Monday, November 23, 2009

Dear Abby - a golden oldie

DEAR ABBY ADMITTED SHE WAS AT A LOSS TO ANSWER THE FOLLOWING:

Dear Abby,  A couple of women moved in across the hall from me.  Dear
Abby,  What can I do about all the Sex, Nudity, Fowl Language and
Violence on my VCR?


Dear Abby,  I have a man I can't trust.  He cheats so much, I'm not
even sure the baby I'm carrying is his.


Dear Abby,  I am a twenty-three year old liberated woman who has been
on the pill for two years.  It's getting expensive and I think my
boyfriend should share half the cost, but I don't know him well enough
to discuss money with him.


Dear Abby,  I've suspected that my husband has been fooling around,
and when confronted with the evidence, he denied everything and said
it would never happen again.


Dear Abby,  Our son writes that he is taking Judo.  Why would a boy
who was raised in a good Christian home turn against his own?


Dear Abby,  I joined the Navy to see the world.  I've seen it.  Now
how do I get out?


Dear Abby,  My forty year old son has been paying a psychiatrist
$50.00 an hour every week for two and a half years.  He must be crazy.


Dear Abby,  I was married to Bill for three months and I didn't know
he drank until one night he came home sober.

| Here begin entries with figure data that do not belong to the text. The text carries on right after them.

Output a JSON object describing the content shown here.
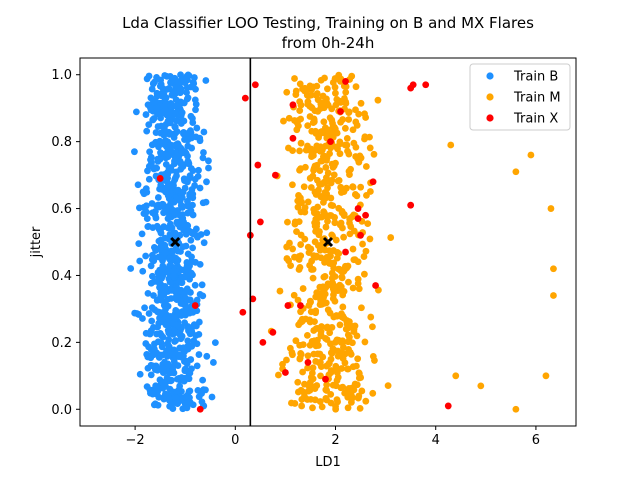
{
  "chart_data": {
    "type": "scatter",
    "title_line1": "Lda Classifier LOO Testing, Training on B and MX Flares",
    "title_line2": "from 0h-24h",
    "xlabel": "LD1",
    "ylabel": "jitter",
    "xlim": [
      -3.1,
      6.8
    ],
    "ylim": [
      -0.05,
      1.05
    ],
    "x_ticks": [
      -2,
      0,
      2,
      4,
      6
    ],
    "x_tick_labels": [
      "−2",
      "0",
      "2",
      "4",
      "6"
    ],
    "y_ticks": [
      0.0,
      0.2,
      0.4,
      0.6,
      0.8,
      1.0
    ],
    "y_tick_labels": [
      "0.0",
      "0.2",
      "0.4",
      "0.6",
      "0.8",
      "1.0"
    ],
    "decision_boundary_x": 0.3,
    "centroids": [
      {
        "x": -1.2,
        "y": 0.5
      },
      {
        "x": 1.85,
        "y": 0.5
      }
    ],
    "legend_position": "top-right",
    "grid": false,
    "series": [
      {
        "name": "Train B",
        "color": "#1e90ff",
        "x_range": [
          -2.7,
          0.25
        ],
        "count": 900,
        "sample_points": [
          [
            -2.5,
            0.1
          ],
          [
            -1.5,
            0.6
          ],
          [
            -0.5,
            0.3
          ],
          [
            -2.0,
            0.9
          ],
          [
            -1.0,
            0.05
          ],
          [
            0.1,
            0.95
          ]
        ]
      },
      {
        "name": "Train M",
        "color": "#ffa500",
        "x_range": [
          -0.9,
          6.4
        ],
        "count": 650,
        "outliers": [
          [
            5.6,
            0.71
          ],
          [
            5.9,
            0.76
          ],
          [
            6.3,
            0.6
          ],
          [
            6.35,
            0.42
          ],
          [
            6.35,
            0.34
          ],
          [
            6.2,
            0.1
          ],
          [
            4.9,
            0.07
          ],
          [
            5.6,
            0.0
          ],
          [
            4.4,
            0.1
          ],
          [
            4.3,
            0.79
          ]
        ],
        "sample_points": [
          [
            0.5,
            0.5
          ],
          [
            1.5,
            0.8
          ],
          [
            2.5,
            0.3
          ],
          [
            3.5,
            0.6
          ],
          [
            1.0,
            0.1
          ]
        ]
      },
      {
        "name": "Train X",
        "color": "#ff0000",
        "points": [
          [
            -1.5,
            0.69
          ],
          [
            -0.7,
            0.0
          ],
          [
            -0.8,
            0.31
          ],
          [
            0.15,
            0.29
          ],
          [
            0.2,
            0.93
          ],
          [
            0.45,
            0.73
          ],
          [
            0.5,
            0.56
          ],
          [
            0.55,
            0.2
          ],
          [
            0.75,
            0.23
          ],
          [
            0.8,
            0.7
          ],
          [
            1.0,
            0.11
          ],
          [
            1.05,
            0.31
          ],
          [
            1.15,
            0.91
          ],
          [
            1.15,
            0.81
          ],
          [
            1.3,
            0.31
          ],
          [
            1.45,
            0.14
          ],
          [
            1.8,
            0.09
          ],
          [
            1.9,
            0.8
          ],
          [
            2.1,
            0.89
          ],
          [
            2.2,
            0.98
          ],
          [
            2.45,
            0.6
          ],
          [
            2.45,
            0.57
          ],
          [
            2.5,
            0.52
          ],
          [
            2.6,
            0.58
          ],
          [
            2.75,
            0.68
          ],
          [
            2.8,
            0.37
          ],
          [
            2.2,
            0.47
          ],
          [
            3.5,
            0.96
          ],
          [
            3.55,
            0.97
          ],
          [
            3.8,
            0.97
          ],
          [
            3.5,
            0.61
          ],
          [
            4.25,
            0.01
          ],
          [
            0.3,
            0.52
          ],
          [
            0.4,
            0.97
          ],
          [
            0.35,
            0.33
          ]
        ]
      }
    ]
  }
}
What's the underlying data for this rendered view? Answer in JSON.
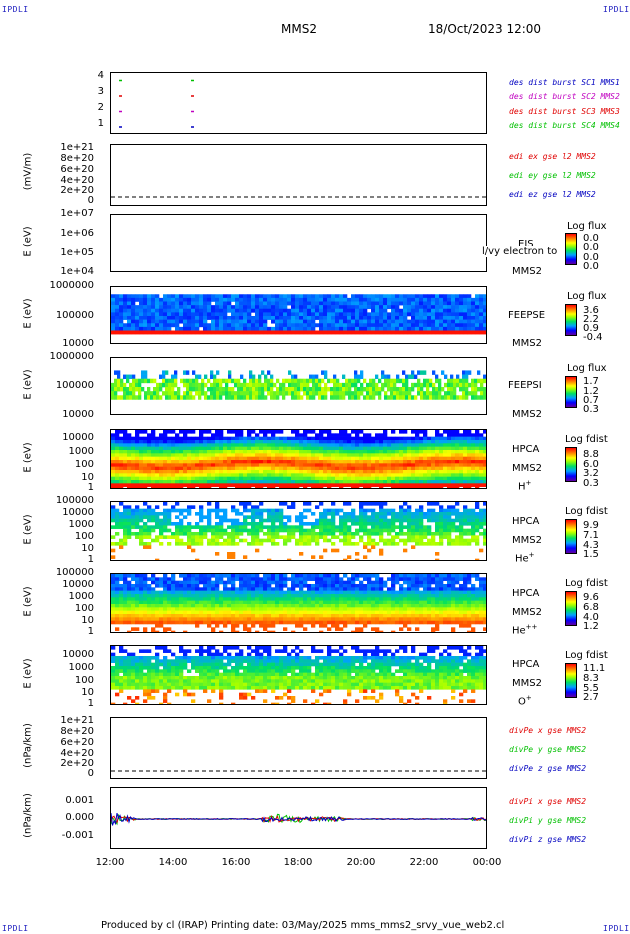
{
  "header": {
    "corner_tl": "IPDLI",
    "corner_tr": "IPDLI",
    "corner_bl": "IPDLI",
    "corner_br": "IPDLI",
    "mission": "MMS2",
    "date": "18/Oct/2023 12:00"
  },
  "footer": {
    "text": "Produced by cl (IRAP)   Printing date: 03/May/2025   mms_mms2_srvy_vue_web2.cl"
  },
  "colors": {
    "red": "#e00000",
    "green": "#00c000",
    "blue": "#0000c0",
    "magenta": "#c000c0"
  },
  "xaxis": {
    "ticks": [
      "12:00",
      "14:00",
      "16:00",
      "18:00",
      "20:00",
      "22:00",
      "00:00"
    ]
  },
  "panels": [
    {
      "id": "des",
      "yticks": [
        "4",
        "3",
        "2",
        "1"
      ],
      "ylabel": "",
      "legend": [
        {
          "text": "des dist burst SC1 MMS1",
          "color": "#0000c0"
        },
        {
          "text": "des dist burst SC2 MMS2",
          "color": "#c000c0"
        },
        {
          "text": "des dist burst SC3 MMS3",
          "color": "#e00000"
        },
        {
          "text": "des dist burst SC4 MMS4",
          "color": "#00c000"
        }
      ]
    },
    {
      "id": "edi",
      "yticks": [
        "1e+21",
        "8e+20",
        "6e+20",
        "4e+20",
        "2e+20",
        "0"
      ],
      "ylabel": "(mV/m)",
      "legend": [
        {
          "text": "edi ex gse l2 MMS2",
          "color": "#e00000"
        },
        {
          "text": "edi ey gse l2 MMS2",
          "color": "#00c000"
        },
        {
          "text": "edi ez gse l2 MMS2",
          "color": "#0000c0"
        }
      ]
    },
    {
      "id": "eis",
      "yticks": [
        "1e+07",
        "1e+06",
        "1e+05",
        "1e+04"
      ],
      "ylabel": "E (eV)",
      "side1": "EIS",
      "side2": "MMS2",
      "overlay": "l/vy electron to",
      "cbtitle": "Log flux",
      "cbvals": [
        "0.0",
        "0.0",
        "0.0",
        "0.0"
      ]
    },
    {
      "id": "feepse",
      "yticks": [
        "1000000",
        "100000",
        "10000"
      ],
      "ylabel": "E (eV)",
      "side1": "FEEPSE",
      "side2": "MMS2",
      "cbtitle": "Log flux",
      "cbvals": [
        "3.6",
        "2.2",
        "0.9",
        "-0.4"
      ]
    },
    {
      "id": "feepsi",
      "yticks": [
        "1000000",
        "100000",
        "10000"
      ],
      "ylabel": "E (eV)",
      "side1": "FEEPSI",
      "side2": "MMS2",
      "cbtitle": "Log flux",
      "cbvals": [
        "1.7",
        "1.2",
        "0.7",
        "0.3"
      ]
    },
    {
      "id": "hpca_h",
      "yticks": [
        "10000",
        "1000",
        "100",
        "10",
        "1"
      ],
      "ylabel": "E (eV)",
      "side1": "HPCA",
      "side2": "MMS2",
      "species": "H",
      "charge": "+",
      "cbtitle": "Log fdist",
      "cbvals": [
        "8.8",
        "6.0",
        "3.2",
        "0.3"
      ]
    },
    {
      "id": "hpca_he",
      "yticks": [
        "100000",
        "10000",
        "1000",
        "100",
        "10",
        "1"
      ],
      "ylabel": "E (eV)",
      "side1": "HPCA",
      "side2": "MMS2",
      "species": "He",
      "charge": "+",
      "cbtitle": "Log fdist",
      "cbvals": [
        "9.9",
        "7.1",
        "4.3",
        "1.5"
      ]
    },
    {
      "id": "hpca_he2",
      "yticks": [
        "100000",
        "10000",
        "1000",
        "100",
        "10",
        "1"
      ],
      "ylabel": "E (eV)",
      "side1": "HPCA",
      "side2": "MMS2",
      "species": "He",
      "charge": "++",
      "cbtitle": "Log fdist",
      "cbvals": [
        "9.6",
        "6.8",
        "4.0",
        "1.2"
      ]
    },
    {
      "id": "hpca_o",
      "yticks": [
        "10000",
        "1000",
        "100",
        "10",
        "1"
      ],
      "ylabel": "E (eV)",
      "side1": "HPCA",
      "side2": "MMS2",
      "species": "O",
      "charge": "+",
      "cbtitle": "Log fdist",
      "cbvals": [
        "11.1",
        "8.3",
        "5.5",
        "2.7"
      ]
    },
    {
      "id": "divpe",
      "yticks": [
        "1e+21",
        "8e+20",
        "6e+20",
        "4e+20",
        "2e+20",
        "0"
      ],
      "ylabel": "(nPa/km)",
      "legend": [
        {
          "text": "divPe x gse MMS2",
          "color": "#e00000"
        },
        {
          "text": "divPe y gse MMS2",
          "color": "#00c000"
        },
        {
          "text": "divPe z gse MMS2",
          "color": "#0000c0"
        }
      ]
    },
    {
      "id": "divpi",
      "yticks": [
        "0.001",
        "0.000",
        "-0.001"
      ],
      "ylabel": "(nPa/km)",
      "legend": [
        {
          "text": "divPi x gse MMS2",
          "color": "#e00000"
        },
        {
          "text": "divPi y gse MMS2",
          "color": "#00c000"
        },
        {
          "text": "divPi z gse MMS2",
          "color": "#0000c0"
        }
      ]
    }
  ],
  "chart_data": [
    {
      "type": "scatter",
      "title": "des dist burst",
      "xlabel": "",
      "ylabel": "",
      "ylim": [
        0.5,
        4.5
      ],
      "x": [
        "12:00",
        "14:30"
      ],
      "series": [
        {
          "name": "des dist burst SC1 MMS1",
          "values": [
            1,
            1
          ]
        },
        {
          "name": "des dist burst SC2 MMS2",
          "values": [
            2,
            2
          ]
        },
        {
          "name": "des dist burst SC3 MMS3",
          "values": [
            3,
            3
          ]
        },
        {
          "name": "des dist burst SC4 MMS4",
          "values": [
            4,
            4
          ]
        }
      ]
    },
    {
      "type": "line",
      "ylabel": "(mV/m)",
      "ylim": [
        0,
        1e+21
      ],
      "series": [
        {
          "name": "edi ex gse l2 MMS2",
          "values": []
        },
        {
          "name": "edi ey gse l2 MMS2",
          "values": []
        },
        {
          "name": "edi ez gse l2 MMS2",
          "values": []
        }
      ]
    },
    {
      "type": "heatmap",
      "ylabel": "E (eV)",
      "ylim": [
        10000.0,
        10000000.0
      ],
      "colorbar": "Log flux",
      "values": []
    },
    {
      "type": "heatmap",
      "ylabel": "E (eV)",
      "ylim": [
        10000.0,
        1000000.0
      ],
      "colorbar": "Log flux",
      "values": []
    },
    {
      "type": "heatmap",
      "ylabel": "E (eV)",
      "ylim": [
        10000.0,
        1000000.0
      ],
      "colorbar": "Log flux",
      "values": []
    },
    {
      "type": "heatmap",
      "ylabel": "E (eV)",
      "ylim": [
        1,
        10000.0
      ],
      "colorbar": "Log fdist",
      "values": []
    },
    {
      "type": "heatmap",
      "ylabel": "E (eV)",
      "ylim": [
        1,
        100000.0
      ],
      "colorbar": "Log fdist",
      "values": []
    },
    {
      "type": "heatmap",
      "ylabel": "E (eV)",
      "ylim": [
        1,
        100000.0
      ],
      "colorbar": "Log fdist",
      "values": []
    },
    {
      "type": "heatmap",
      "ylabel": "E (eV)",
      "ylim": [
        1,
        10000.0
      ],
      "colorbar": "Log fdist",
      "values": []
    },
    {
      "type": "line",
      "ylabel": "(nPa/km)",
      "ylim": [
        0,
        1e+21
      ],
      "series": [
        {
          "name": "divPe x gse MMS2",
          "values": []
        },
        {
          "name": "divPe y gse MMS2",
          "values": []
        },
        {
          "name": "divPe z gse MMS2",
          "values": []
        }
      ]
    },
    {
      "type": "line",
      "ylabel": "(nPa/km)",
      "ylim": [
        -0.0015,
        0.0015
      ],
      "series": [
        {
          "name": "divPi x gse MMS2",
          "values": [
            0.0,
            0.0001,
            0.0,
            0.0,
            0.0
          ]
        },
        {
          "name": "divPi y gse MMS2",
          "values": [
            0.0,
            -0.0002,
            0.0,
            0.0,
            0.0
          ]
        },
        {
          "name": "divPi z gse MMS2",
          "values": [
            0.0,
            0.0,
            0.0,
            0.0,
            0.0
          ]
        }
      ]
    }
  ]
}
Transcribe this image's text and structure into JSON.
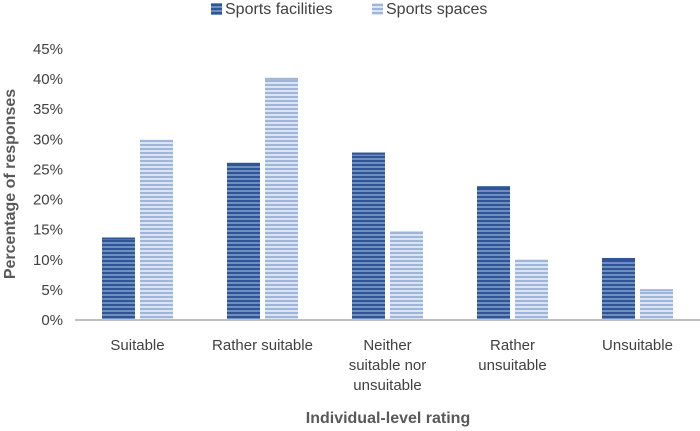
{
  "chart_data": {
    "type": "bar",
    "title": "",
    "xlabel": "Individual-level rating",
    "ylabel": "Percentage of responses",
    "ylim": [
      0,
      45
    ],
    "y_ticks": [
      "0%",
      "5%",
      "10%",
      "15%",
      "20%",
      "25%",
      "30%",
      "35%",
      "40%",
      "45%"
    ],
    "grid": false,
    "legend_position": "top",
    "categories": [
      [
        "Suitable"
      ],
      [
        "Rather suitable"
      ],
      [
        "Neither",
        "suitable nor",
        "unsuitable"
      ],
      [
        "Rather",
        "unsuitable"
      ],
      [
        "Unsuitable"
      ]
    ],
    "series": [
      {
        "name": "Sports facilities",
        "color": "#4a70ab",
        "values": [
          13.7,
          26.1,
          27.8,
          22.2,
          10.3
        ]
      },
      {
        "name": "Sports spaces",
        "color": "#b3c5e3",
        "values": [
          29.9,
          40.2,
          14.7,
          10.0,
          5.1
        ]
      }
    ]
  }
}
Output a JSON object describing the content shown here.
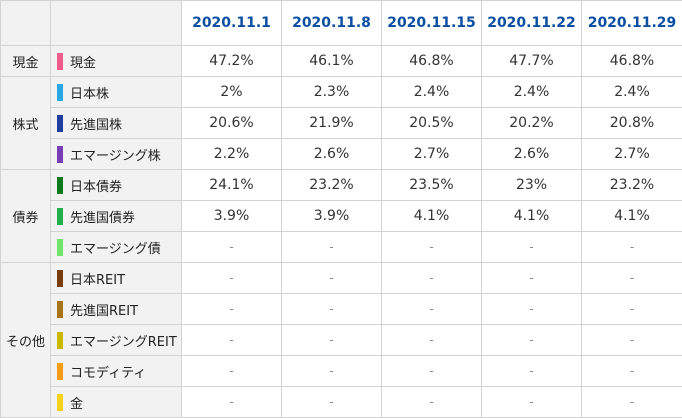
{
  "dates": [
    "2020.11.1",
    "2020.11.8",
    "2020.11.15",
    "2020.11.22",
    "2020.11.29"
  ],
  "groups": [
    {
      "label": "現金",
      "rows": [
        {
          "name": "現金",
          "color": "#f25c8c",
          "values": [
            "47.2%",
            "46.1%",
            "46.8%",
            "47.7%",
            "46.8%"
          ]
        }
      ]
    },
    {
      "label": "株式",
      "rows": [
        {
          "name": "日本株",
          "color": "#2aa7e6",
          "values": [
            "2%",
            "2.3%",
            "2.4%",
            "2.4%",
            "2.4%"
          ]
        },
        {
          "name": "先進国株",
          "color": "#1f3ea0",
          "values": [
            "20.6%",
            "21.9%",
            "20.5%",
            "20.2%",
            "20.8%"
          ]
        },
        {
          "name": "エマージング株",
          "color": "#7a3db8",
          "values": [
            "2.2%",
            "2.6%",
            "2.7%",
            "2.6%",
            "2.7%"
          ]
        }
      ]
    },
    {
      "label": "債券",
      "rows": [
        {
          "name": "日本債券",
          "color": "#0a7a1a",
          "values": [
            "24.1%",
            "23.2%",
            "23.5%",
            "23%",
            "23.2%"
          ]
        },
        {
          "name": "先進国債券",
          "color": "#22b04a",
          "values": [
            "3.9%",
            "3.9%",
            "4.1%",
            "4.1%",
            "4.1%"
          ]
        },
        {
          "name": "エマージング債",
          "color": "#6fe66a",
          "values": [
            "-",
            "-",
            "-",
            "-",
            "-"
          ]
        }
      ]
    },
    {
      "label": "その他",
      "rows": [
        {
          "name": "日本REIT",
          "color": "#7a3b0c",
          "values": [
            "-",
            "-",
            "-",
            "-",
            "-"
          ]
        },
        {
          "name": "先進国REIT",
          "color": "#a8741a",
          "values": [
            "-",
            "-",
            "-",
            "-",
            "-"
          ]
        },
        {
          "name": "エマージングREIT",
          "color": "#c9b800",
          "values": [
            "-",
            "-",
            "-",
            "-",
            "-"
          ]
        },
        {
          "name": "コモディティ",
          "color": "#f59b16",
          "values": [
            "-",
            "-",
            "-",
            "-",
            "-"
          ]
        },
        {
          "name": "金",
          "color": "#f5d21c",
          "values": [
            "-",
            "-",
            "-",
            "-",
            "-"
          ]
        }
      ]
    }
  ]
}
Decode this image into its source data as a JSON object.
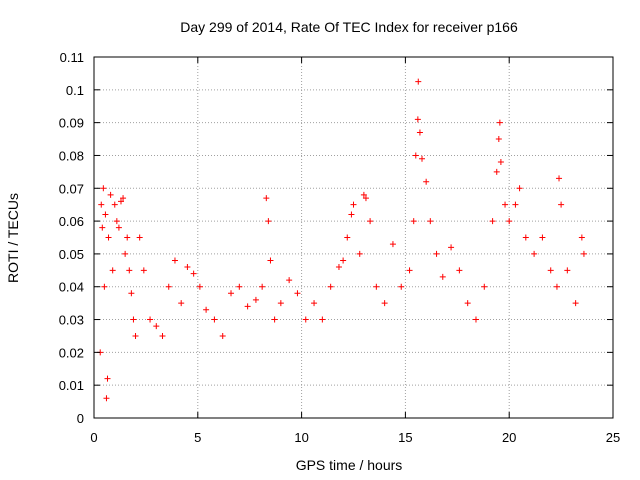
{
  "chart_data": {
    "type": "scatter",
    "title": "Day 299 of 2014, Rate Of TEC Index for receiver p166",
    "xlabel": "GPS time / hours",
    "ylabel": "ROTI / TECUs",
    "xlim": [
      0,
      25
    ],
    "ylim": [
      0,
      0.11
    ],
    "x_ticks": [
      0,
      5,
      10,
      15,
      20,
      25
    ],
    "y_ticks": [
      0,
      0.01,
      0.02,
      0.03,
      0.04,
      0.05,
      0.06,
      0.07,
      0.08,
      0.09,
      0.1,
      0.11
    ],
    "x_tick_labels": [
      "0",
      "5",
      "10",
      "15",
      "20",
      "25"
    ],
    "y_tick_labels": [
      "0",
      "0.01",
      "0.02",
      "0.03",
      "0.04",
      "0.05",
      "0.06",
      "0.07",
      "0.08",
      "0.09",
      "0.1",
      "0.11"
    ],
    "grid": true,
    "marker": "+",
    "marker_color": "#ff0000",
    "series": [
      {
        "points": [
          [
            0.3,
            0.02
          ],
          [
            0.35,
            0.065
          ],
          [
            0.4,
            0.058
          ],
          [
            0.45,
            0.07
          ],
          [
            0.5,
            0.04
          ],
          [
            0.55,
            0.062
          ],
          [
            0.6,
            0.006
          ],
          [
            0.65,
            0.012
          ],
          [
            0.7,
            0.055
          ],
          [
            0.8,
            0.068
          ],
          [
            0.9,
            0.045
          ],
          [
            1.0,
            0.065
          ],
          [
            1.1,
            0.06
          ],
          [
            1.2,
            0.058
          ],
          [
            1.3,
            0.066
          ],
          [
            1.4,
            0.067
          ],
          [
            1.5,
            0.05
          ],
          [
            1.6,
            0.055
          ],
          [
            1.7,
            0.045
          ],
          [
            1.8,
            0.038
          ],
          [
            1.9,
            0.03
          ],
          [
            2.0,
            0.025
          ],
          [
            2.2,
            0.055
          ],
          [
            2.4,
            0.045
          ],
          [
            2.7,
            0.03
          ],
          [
            3.0,
            0.028
          ],
          [
            3.3,
            0.025
          ],
          [
            3.6,
            0.04
          ],
          [
            3.9,
            0.048
          ],
          [
            4.2,
            0.035
          ],
          [
            4.5,
            0.046
          ],
          [
            4.8,
            0.044
          ],
          [
            5.1,
            0.04
          ],
          [
            5.4,
            0.033
          ],
          [
            5.8,
            0.03
          ],
          [
            6.2,
            0.025
          ],
          [
            6.6,
            0.038
          ],
          [
            7.0,
            0.04
          ],
          [
            7.4,
            0.034
          ],
          [
            7.8,
            0.036
          ],
          [
            8.1,
            0.04
          ],
          [
            8.3,
            0.067
          ],
          [
            8.4,
            0.06
          ],
          [
            8.5,
            0.048
          ],
          [
            8.7,
            0.03
          ],
          [
            9.0,
            0.035
          ],
          [
            9.4,
            0.042
          ],
          [
            9.8,
            0.038
          ],
          [
            10.2,
            0.03
          ],
          [
            10.6,
            0.035
          ],
          [
            11.0,
            0.03
          ],
          [
            11.4,
            0.04
          ],
          [
            11.8,
            0.046
          ],
          [
            12.0,
            0.048
          ],
          [
            12.2,
            0.055
          ],
          [
            12.4,
            0.062
          ],
          [
            12.5,
            0.065
          ],
          [
            12.8,
            0.05
          ],
          [
            13.0,
            0.068
          ],
          [
            13.1,
            0.067
          ],
          [
            13.3,
            0.06
          ],
          [
            13.6,
            0.04
          ],
          [
            14.0,
            0.035
          ],
          [
            14.4,
            0.053
          ],
          [
            14.8,
            0.04
          ],
          [
            15.2,
            0.045
          ],
          [
            15.4,
            0.06
          ],
          [
            15.5,
            0.08
          ],
          [
            15.6,
            0.091
          ],
          [
            15.62,
            0.1025
          ],
          [
            15.7,
            0.087
          ],
          [
            15.8,
            0.079
          ],
          [
            16.0,
            0.072
          ],
          [
            16.2,
            0.06
          ],
          [
            16.5,
            0.05
          ],
          [
            16.8,
            0.043
          ],
          [
            17.2,
            0.052
          ],
          [
            17.6,
            0.045
          ],
          [
            18.0,
            0.035
          ],
          [
            18.4,
            0.03
          ],
          [
            18.8,
            0.04
          ],
          [
            19.2,
            0.06
          ],
          [
            19.4,
            0.075
          ],
          [
            19.5,
            0.085
          ],
          [
            19.55,
            0.09
          ],
          [
            19.6,
            0.078
          ],
          [
            19.8,
            0.065
          ],
          [
            20.0,
            0.06
          ],
          [
            20.3,
            0.065
          ],
          [
            20.5,
            0.07
          ],
          [
            20.8,
            0.055
          ],
          [
            21.2,
            0.05
          ],
          [
            21.6,
            0.055
          ],
          [
            22.0,
            0.045
          ],
          [
            22.3,
            0.04
          ],
          [
            22.4,
            0.073
          ],
          [
            22.5,
            0.065
          ],
          [
            22.8,
            0.045
          ],
          [
            23.2,
            0.035
          ],
          [
            23.5,
            0.055
          ],
          [
            23.6,
            0.05
          ]
        ]
      }
    ]
  }
}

Dear Abby,  My mother is mean and short tempered I think she is going
through mental pause.


Dear Abby,  You told some woman whose husband had lost all interest in
sex to send him to a doctor.  Well, my husband lost all interest in
sex and he is a doctor.  Now what do Ido?

Dear Abby,
A couple of women moved in across the hall from me.
One is a middle-aged gym teacher and the other is a social worker in
her mid twenties.
These two women go everywhere together, and I've never seen a man go
into or leave their apartment.
Do you think they could be Lebanese?